|
Dilenci
Herkes bilir ki insanoğlu cebindeki parayı, helal paraysa, emek karşılığı kazandıysa kolay kolay harcayamaz.

Ama nakit para yerine kredi kartını kullanıyorsa işin rengi değişir.

Kredi kartı söz konusu olunca sanki bankanın parasını kullanıyormuş gibi hisseder kendini.

Kolayca ve bilinçsizce harcar.

Bir çoğu da kredi kartlarını “itibar aracı” olarak görür.

Cüzdanını açtığında her bölümde bir banka kartı varsa kendini dev aynasında görür.

Farklı farklı bankaların gönderdikleri kredi kartlarını kullanırken oradaki paranın banka ikramı filan olduğunu zanneder

Öyle olmadığını ay sonunda anlar ama artık iş işten geçmiştir.

İşte kartlı tuzak budur.

*

Hava atmaya meraklı, bakkal yerine büyük marketlerden alışveriş yapmayı matah bir iş sanan vatandaş havalı kart tuzağına yakalanmıştır.

Biz buna banka+market+devlet tuzağı diyoruz.

Proje bankadan, uygulama sahası marketten, altyapı devletten.

Çeşitli kredi kartlarıyla vatandaşı nefis-ego-ben aynasında itibarlı paralı iş adamı gibi gösteren kredi kartları aynasındaki şekil yavaş yavaş değişmiş ve bir iki ay sonra karttaki o parlak gösterişli adam resmi, dilenci resmine dönmüştür.

Vatandaş artık dilencidir.

*

Küçük borçlar yüksek ve katlamalı faizle kartopu gibi büyümüş ve sahibinin suratında patlamıştır.

Hala içinde kalan son insanlık kırıntılarıyla borcunu ödemeye uğraşır. Ama içinden çıkılmaz bir haldedir.

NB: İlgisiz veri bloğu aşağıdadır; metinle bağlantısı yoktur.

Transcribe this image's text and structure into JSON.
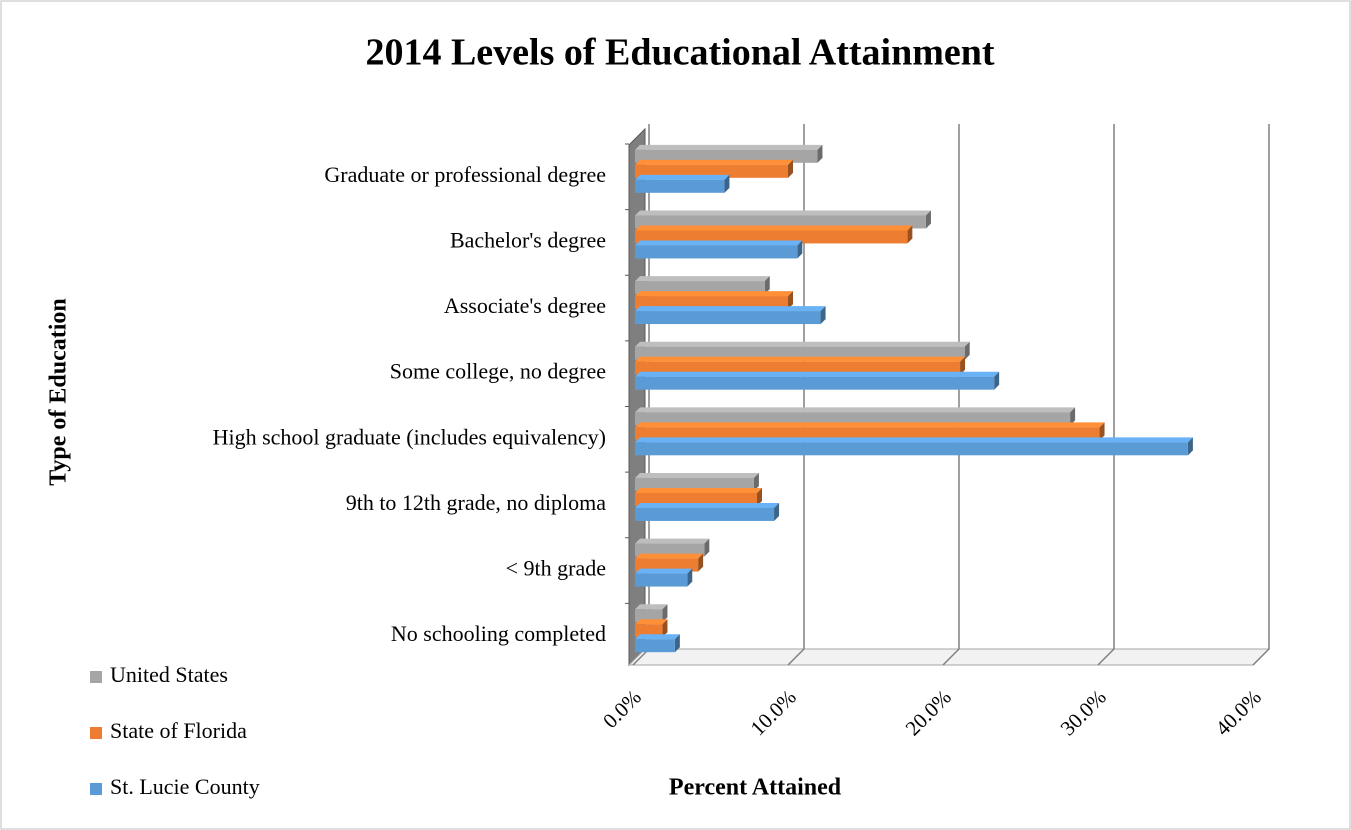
{
  "chart_data": {
    "type": "bar3d_horizontal",
    "title": "2014 Levels of Educational Attainment",
    "x_label": "Percent Attained",
    "y_label": "Type of Education",
    "categories": [
      "Graduate or professional degree",
      "Bachelor's degree",
      "Associate's degree",
      "Some college, no degree",
      "High school graduate (includes equivalency)",
      "9th to 12th grade, no diploma",
      "< 9th grade",
      "No schooling completed"
    ],
    "series": [
      {
        "name": "United States",
        "color": "#a5a5a5",
        "values": [
          11.9,
          18.9,
          8.5,
          21.4,
          28.2,
          7.8,
          4.6,
          1.9
        ]
      },
      {
        "name": "State of Florida",
        "color": "#ed7d31",
        "values": [
          10.0,
          17.7,
          10.0,
          21.1,
          30.1,
          8.0,
          4.2,
          1.9
        ]
      },
      {
        "name": "St. Lucie County",
        "color": "#5b9bd5",
        "values": [
          5.9,
          10.6,
          12.1,
          23.3,
          35.8,
          9.1,
          3.5,
          2.7
        ]
      }
    ],
    "xlim": [
      0,
      40
    ],
    "xticks": [
      {
        "value": 0,
        "label": "0.0%"
      },
      {
        "value": 10,
        "label": "10.0%"
      },
      {
        "value": 20,
        "label": "20.0%"
      },
      {
        "value": 30,
        "label": "30.0%"
      },
      {
        "value": 40,
        "label": "40.0%"
      }
    ],
    "grid": true,
    "legend": "bottom-left"
  }
}
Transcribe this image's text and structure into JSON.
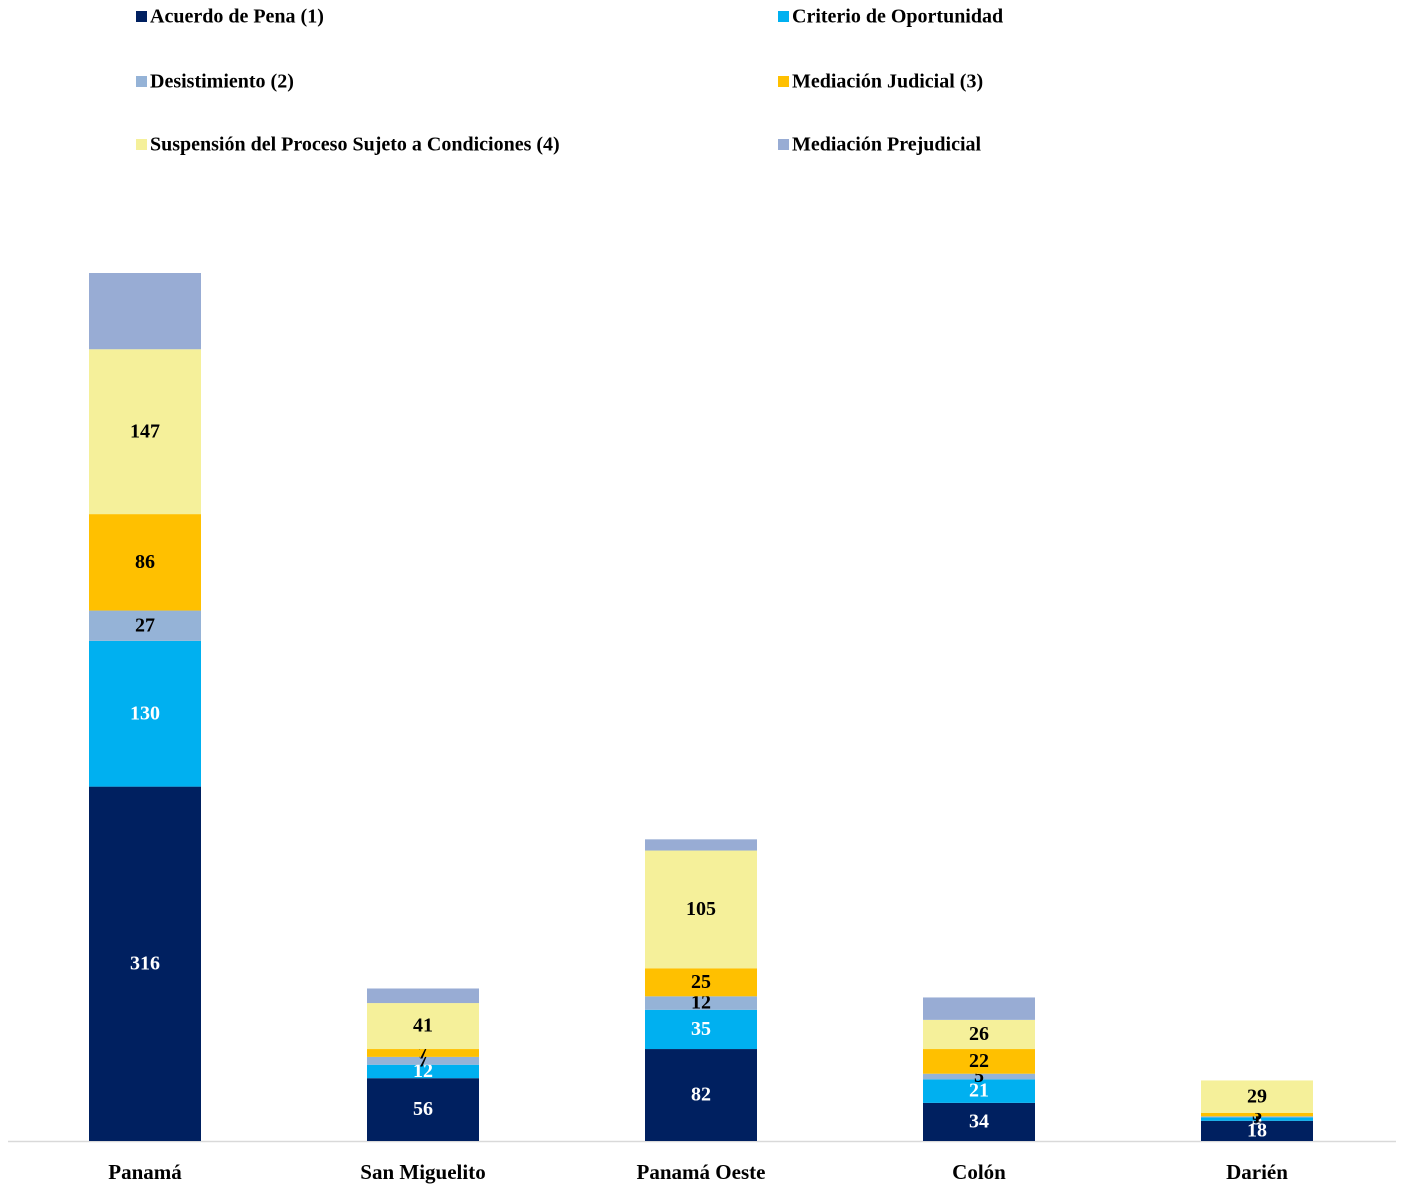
{
  "chart_data": {
    "type": "stacked_bar",
    "categories": [
      "Panamá",
      "San Miguelito",
      "Panamá Oeste",
      "Colón",
      "Darién"
    ],
    "series": [
      {
        "name": "Acuerdo de Pena (1)",
        "color": "#002060",
        "label_color": "#ffffff",
        "values": [
          316,
          56,
          82,
          34,
          18
        ]
      },
      {
        "name": "Criterio de Oportunidad",
        "color": "#00b0f0",
        "label_color": "#ffffff",
        "values": [
          130,
          12,
          35,
          21,
          3
        ]
      },
      {
        "name": "Desistimiento  (2)",
        "color": "#95b3d7",
        "label_color": "#000000",
        "values": [
          27,
          7,
          12,
          5,
          1
        ]
      },
      {
        "name": "Mediación Judicial  (3)",
        "color": "#ffc000",
        "label_color": "#000000",
        "values": [
          86,
          7,
          25,
          22,
          3
        ]
      },
      {
        "name": "Suspensión del Proceso Sujeto a Condiciones  (4)",
        "color": "#f5f09a",
        "label_color": "#000000",
        "values": [
          147,
          41,
          105,
          26,
          29
        ]
      },
      {
        "name": "Mediación Prejudicial",
        "color": "#98acd4",
        "data_labels": false,
        "values": [
          68,
          13,
          10,
          20,
          0
        ]
      }
    ]
  }
}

Ve o son insanlık kırıntısını da yitirdikten sonra ar damarı da çatlar.

Daha önce utancından yapamadığı üçkağıtları kendine meşru görmeye başlar.

O da artık banka+market ve devlet işbirliğiyle düzene uygun hale getirilmiştir.

O artık insani değerlerini yitiren canlı bir robottur.

Bu canlı bombanın adı da konmuştur: Tüketici.

Yani dilenci.

Nefsinin, arzularının, hırslarının elinde, nereye çekersen oraya gidecek bir canlıya dönüşmüştür.

*

Nefis-ego-benlik ateşi banka-market ve devlet maşasıyla karıştırıldıkça dilencilik artar.

Dilencilik sadece vatandaşın tüketiciye dönüştürülmesinden ibaret değildir.

Dilencilik sadece para dilenmek, ya da el açıp sadaka istemek de değildir.

Belki de o dilenciliğin en masum olanıdır.

Şimdi ülkelerini, varlıklarını kaybetmiş çoluk çocuk din kardeşine sığınmış sokaklarda önümüze çıkan Suriyeli, Iraklı komşularımız gibi.

Onların dışında makam ve mevkileri saygın ama yaptıkları dilencilik olan çok insan vardır toplumda.

Ağızlarına değil de yaptıklarına bakarsan hepsini tanırsın.

*

Vatandaştan vaatlerle oy isteyen siyasetçi,

kamu kurumunda işini yapmak için avanta isteyen memur,

işçisinden verdiği ücretten fazla emek isteyen işveren,

patrondan hak etmediği maaşı isteyen çalışan.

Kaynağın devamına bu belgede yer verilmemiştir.